Friday, January 11, 2008

Jingles the Snowman






So, for Christmas, my dad and Alex decided to give us a 4-pound chocolate snowman. A certain "Jingles" by name. One of those presents that you really never expect to get. Ever. But, it is one that when you get it you think two things immediately: 1) "did I really just get a brown snowman made of chocolate?" and 2) "I BET I can eat all of that. Seriously, I think I can". So in being true to my word, here is our progress to date. All of us have helped out with this project. We are now a couple of weeks in and we've gotten through the hard part of the challenge, the solid hat--sorry we should have taken a picture of it before we stared eating it so you could FULLY appreciate the grandeur, glory, and magnificence of "Jingles". I'll quote some of the back of the box, which totally rocks:

Master Chocolatier, Dana Taylor Davenport has created this delicious chocolate snowman using only the finest white, milk and dark couverture quality chocolate. Now, for those of you who are wondering--much the same way I was wondering (before I googled it) what in the wide wide world of sports "couverture quality chocolate" is...um, it is:

"Couverture (French for coating or covering ) chocolate is the basis of all chocolate, as grapes are the basis of wine.

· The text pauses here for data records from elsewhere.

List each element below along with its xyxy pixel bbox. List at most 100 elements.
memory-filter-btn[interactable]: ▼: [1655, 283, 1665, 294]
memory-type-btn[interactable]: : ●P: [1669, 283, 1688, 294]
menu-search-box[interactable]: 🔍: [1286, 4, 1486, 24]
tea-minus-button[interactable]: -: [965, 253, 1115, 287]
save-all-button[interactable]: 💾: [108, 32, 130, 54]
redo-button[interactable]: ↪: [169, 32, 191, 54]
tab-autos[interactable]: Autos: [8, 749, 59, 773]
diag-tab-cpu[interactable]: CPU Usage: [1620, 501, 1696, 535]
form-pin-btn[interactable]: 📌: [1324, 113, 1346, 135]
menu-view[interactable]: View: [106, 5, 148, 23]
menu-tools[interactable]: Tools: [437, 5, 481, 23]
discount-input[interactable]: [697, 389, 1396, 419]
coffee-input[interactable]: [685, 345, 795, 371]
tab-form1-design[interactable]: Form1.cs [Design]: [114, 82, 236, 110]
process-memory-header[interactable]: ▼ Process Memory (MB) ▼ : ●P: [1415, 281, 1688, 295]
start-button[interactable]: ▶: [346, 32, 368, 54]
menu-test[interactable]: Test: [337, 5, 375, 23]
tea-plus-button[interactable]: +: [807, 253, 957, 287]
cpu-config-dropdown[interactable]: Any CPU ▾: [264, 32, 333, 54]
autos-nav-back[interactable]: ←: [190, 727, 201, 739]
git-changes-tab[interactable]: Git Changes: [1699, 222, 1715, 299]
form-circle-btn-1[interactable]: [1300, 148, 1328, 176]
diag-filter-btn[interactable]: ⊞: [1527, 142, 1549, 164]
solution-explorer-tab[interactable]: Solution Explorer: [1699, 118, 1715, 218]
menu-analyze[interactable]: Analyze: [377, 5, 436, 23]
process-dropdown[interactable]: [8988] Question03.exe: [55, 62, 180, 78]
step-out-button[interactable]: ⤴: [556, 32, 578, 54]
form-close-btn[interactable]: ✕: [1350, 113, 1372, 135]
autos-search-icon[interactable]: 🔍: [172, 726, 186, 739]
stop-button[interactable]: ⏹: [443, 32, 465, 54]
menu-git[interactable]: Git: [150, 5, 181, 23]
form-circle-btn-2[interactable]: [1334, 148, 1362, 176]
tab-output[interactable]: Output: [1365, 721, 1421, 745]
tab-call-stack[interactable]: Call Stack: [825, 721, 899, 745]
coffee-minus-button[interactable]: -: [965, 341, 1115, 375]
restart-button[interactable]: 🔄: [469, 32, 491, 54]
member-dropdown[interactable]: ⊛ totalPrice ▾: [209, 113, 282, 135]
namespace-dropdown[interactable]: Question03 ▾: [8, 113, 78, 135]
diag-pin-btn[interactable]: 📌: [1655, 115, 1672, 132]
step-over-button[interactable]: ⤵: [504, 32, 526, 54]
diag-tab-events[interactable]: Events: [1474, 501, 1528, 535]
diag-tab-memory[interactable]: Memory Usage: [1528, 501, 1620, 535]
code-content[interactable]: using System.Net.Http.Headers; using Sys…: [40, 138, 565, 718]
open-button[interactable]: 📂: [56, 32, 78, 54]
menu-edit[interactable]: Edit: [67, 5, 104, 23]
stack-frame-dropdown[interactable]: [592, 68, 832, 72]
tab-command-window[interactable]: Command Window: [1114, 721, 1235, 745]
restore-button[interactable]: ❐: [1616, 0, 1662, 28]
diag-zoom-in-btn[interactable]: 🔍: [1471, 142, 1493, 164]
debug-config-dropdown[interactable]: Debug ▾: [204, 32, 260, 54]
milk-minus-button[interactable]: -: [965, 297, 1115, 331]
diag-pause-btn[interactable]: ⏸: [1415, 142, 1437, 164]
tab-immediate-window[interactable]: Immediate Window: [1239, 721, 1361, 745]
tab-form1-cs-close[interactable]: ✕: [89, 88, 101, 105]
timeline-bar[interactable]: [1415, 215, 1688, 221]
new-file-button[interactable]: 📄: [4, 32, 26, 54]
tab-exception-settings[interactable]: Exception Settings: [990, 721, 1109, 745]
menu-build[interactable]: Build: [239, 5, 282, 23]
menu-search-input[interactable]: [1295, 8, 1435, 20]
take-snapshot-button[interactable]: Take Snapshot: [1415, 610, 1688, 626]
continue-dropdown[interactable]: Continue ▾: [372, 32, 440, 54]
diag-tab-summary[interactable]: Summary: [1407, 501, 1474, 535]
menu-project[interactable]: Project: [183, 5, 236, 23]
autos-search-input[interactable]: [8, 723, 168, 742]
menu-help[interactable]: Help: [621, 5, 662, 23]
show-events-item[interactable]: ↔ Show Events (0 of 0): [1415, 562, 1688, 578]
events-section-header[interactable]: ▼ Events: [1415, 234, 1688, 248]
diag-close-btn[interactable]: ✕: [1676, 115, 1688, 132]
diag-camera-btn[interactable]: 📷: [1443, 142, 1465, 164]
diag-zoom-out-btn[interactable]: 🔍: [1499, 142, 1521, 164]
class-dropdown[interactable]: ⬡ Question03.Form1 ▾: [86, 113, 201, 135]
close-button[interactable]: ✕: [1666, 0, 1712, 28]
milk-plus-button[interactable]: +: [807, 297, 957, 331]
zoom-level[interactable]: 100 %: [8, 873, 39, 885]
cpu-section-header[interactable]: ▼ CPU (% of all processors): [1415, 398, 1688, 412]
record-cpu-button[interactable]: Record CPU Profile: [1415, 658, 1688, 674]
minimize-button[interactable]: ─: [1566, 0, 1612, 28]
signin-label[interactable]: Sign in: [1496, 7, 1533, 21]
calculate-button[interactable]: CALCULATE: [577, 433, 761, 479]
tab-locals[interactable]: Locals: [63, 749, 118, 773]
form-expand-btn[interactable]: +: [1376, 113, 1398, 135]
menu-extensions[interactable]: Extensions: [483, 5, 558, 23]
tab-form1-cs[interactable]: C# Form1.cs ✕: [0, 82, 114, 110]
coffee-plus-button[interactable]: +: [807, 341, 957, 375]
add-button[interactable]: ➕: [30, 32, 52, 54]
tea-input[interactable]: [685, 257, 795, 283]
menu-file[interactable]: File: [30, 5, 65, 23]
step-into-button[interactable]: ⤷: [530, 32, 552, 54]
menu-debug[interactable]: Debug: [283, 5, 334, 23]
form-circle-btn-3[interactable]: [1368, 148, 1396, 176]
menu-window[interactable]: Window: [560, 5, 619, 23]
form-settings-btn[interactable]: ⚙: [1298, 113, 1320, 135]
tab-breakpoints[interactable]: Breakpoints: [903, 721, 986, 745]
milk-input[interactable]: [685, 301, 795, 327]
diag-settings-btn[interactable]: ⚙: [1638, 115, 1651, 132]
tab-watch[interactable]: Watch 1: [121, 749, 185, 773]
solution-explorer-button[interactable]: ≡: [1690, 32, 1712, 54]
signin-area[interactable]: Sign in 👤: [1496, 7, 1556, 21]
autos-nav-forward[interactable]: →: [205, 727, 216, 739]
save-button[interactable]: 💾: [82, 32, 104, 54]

It is professional-quality chocolate that is used for tempering and making bonbons, truffles and chocolate bars, or enrobing other confections (chocolate-covered pretzels and marshmallows, e.g.). If you are a serious student of chocolate and want to understand why you prefer one brand over another, you need to learn your couvertures—and the companies that make them. Couverture chocolate is made with better beans. It is ground to a finer particle size and has a higher cocoa butter content than most chocolate bars for eating†. These two latter qualities enable it to be used for delicate work—for example, to be molded into delicate designs." Thank you very much to thenibble.com for the preceding information. So now you know. And as G.I. Joe will tell you at the end of every episode where no one really dies and Cobra commander somehow manages to get his hiney kicked (even though having a 300:1 advantage in guns, tanks, planes, men, boats, hovercraft, laser blasters and a thousand dudes with masks) and get away from four guys--in rad outfits with "swivel arm battle grip"--with one jake-legged helicopter and a pack of explosives....and somehow all the guys always manage to get out of their tanks, helicopters, planes, boats, etc. before they explode. Amazing how the body count for those cartoons was always ZERO. Amazing.....but I digress.

Wait, what the heck was I saying? I dunno. Anyways... so we've got this thing and we are battling on (Xena warrior princess). We'll keep the update going throughout the year as we attempt to put this bad boy down. I know you can't wait.